Vinieron épocas de ayunos, de tomas de iglesias y catedrales. Los jóvenes, sobre todo, se conmovían. Nació la consigna “aparición con vida”.
Durante las ultimas cuatro décadas estos pañuelos dieron la lucha inclaudicable por la aparición de sus hijos e hijas, muchas de ellas también abuelas que tienen la necesidad imperante de conocer su destino incierto hasta hoy, que quieren encontrarse con sus nietos y nietas, aquellos que les fueron arrebatados por la dictadura cívico-militar-eclesiástica.
Desde hace 43 años y hasta que la pandemia del coronavirus les hizo hacer una tregua involuntaria, Mirta Baravalle y Nora Cortiñas, con sus noventa y tantos sobre sus hombros, cada jueves siguen dando vueltas en esa Plaza, codo a codo y rodeadas de jóvenes, familiares, amigos que siguen acompañando a cada paso.

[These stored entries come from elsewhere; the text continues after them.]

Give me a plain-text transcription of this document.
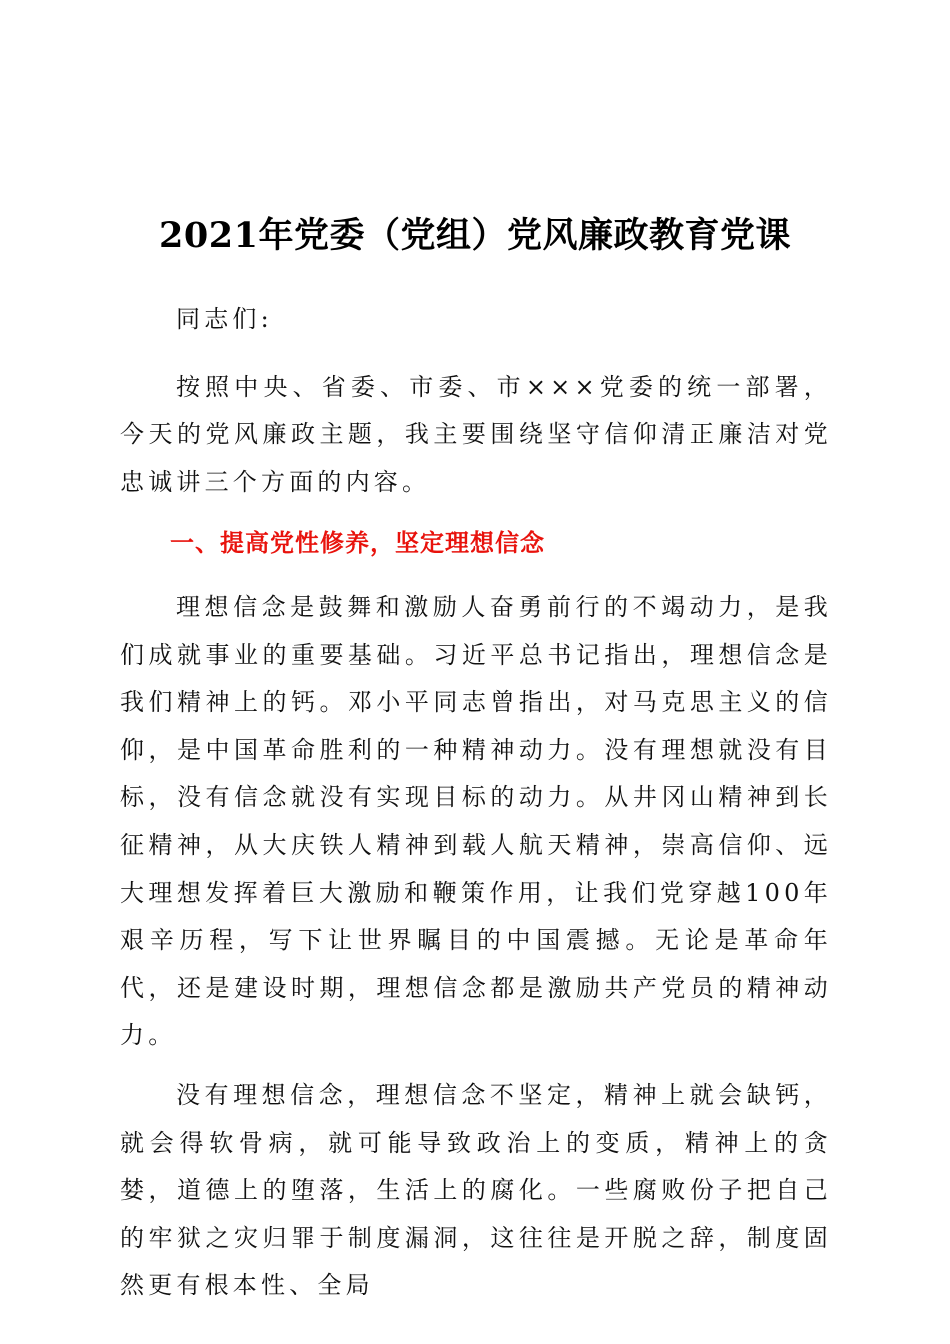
2021年党委（党组）党风廉政教育党课

同志们:

按照中央、省委、市委、市×××党委的统一部署，今天的党风廉政主题，我主要围绕坚守信仰清正廉洁对党忠诚讲三个方面的内容。

一、提高党性修养，坚定理想信念

理想信念是鼓舞和激励人奋勇前行的不竭动力，是我们成就事业的重要基础。习近平总书记指出，理想信念是我们精神上的钙。邓小平同志曾指出，对马克思主义的信仰，是中国革命胜利的一种精神动力。没有理想就没有目标，没有信念就没有实现目标的动力。从井冈山精神到长征精神，从大庆铁人精神到载人航天精神，崇高信仰、远大理想发挥着巨大激励和鞭策作用，让我们党穿越100年艰辛历程，写下让世界瞩目的中国震撼。无论是革命年代，还是建设时期，理想信念都是激励共产党员的精神动力。

没有理想信念，理想信念不坚定，精神上就会缺钙，就会得软骨病，就可能导致政治上的变质，精神上的贪婪，道德上的堕落，生活上的腐化。一些腐败份子把自己的牢狱之灾归罪于制度漏洞，这往往是开脱之辞，制度固然更有根本性、全局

El año pasado, al conmemorarse el 42º aniversario de la primera ronda, Baravalle invitaba a la ronda habitual con las siguientes palabras: “Hace 42 años comenzamos a reconocernos en el dolor y la búsqueda de nuestros seres queridos, siempre presentes en nuestras vidas. La lucha por la Memoria, Verdad y Justicia nos impulso a caminar abrazadas en la histórica Plaza”.
Para estas valientes mujeres, seguir luchando por el juicio y castigo para todos los genocidas, por encontrar a todos los Nietos y Nietas que faltan y estar en las calles y cada lucha con sus pañuelos blancos, junto a los jóvenes y el pueblo trabajador, es una manera de reivindicar a sus hijos e hijas y a nuestros 30.000 y significa un gran desafío para las nuevas generaciones de este enorme legado para continuar sin descanso este camino de lucha contra la impunidad. El pueblo trabajador las abrazará. Siempre.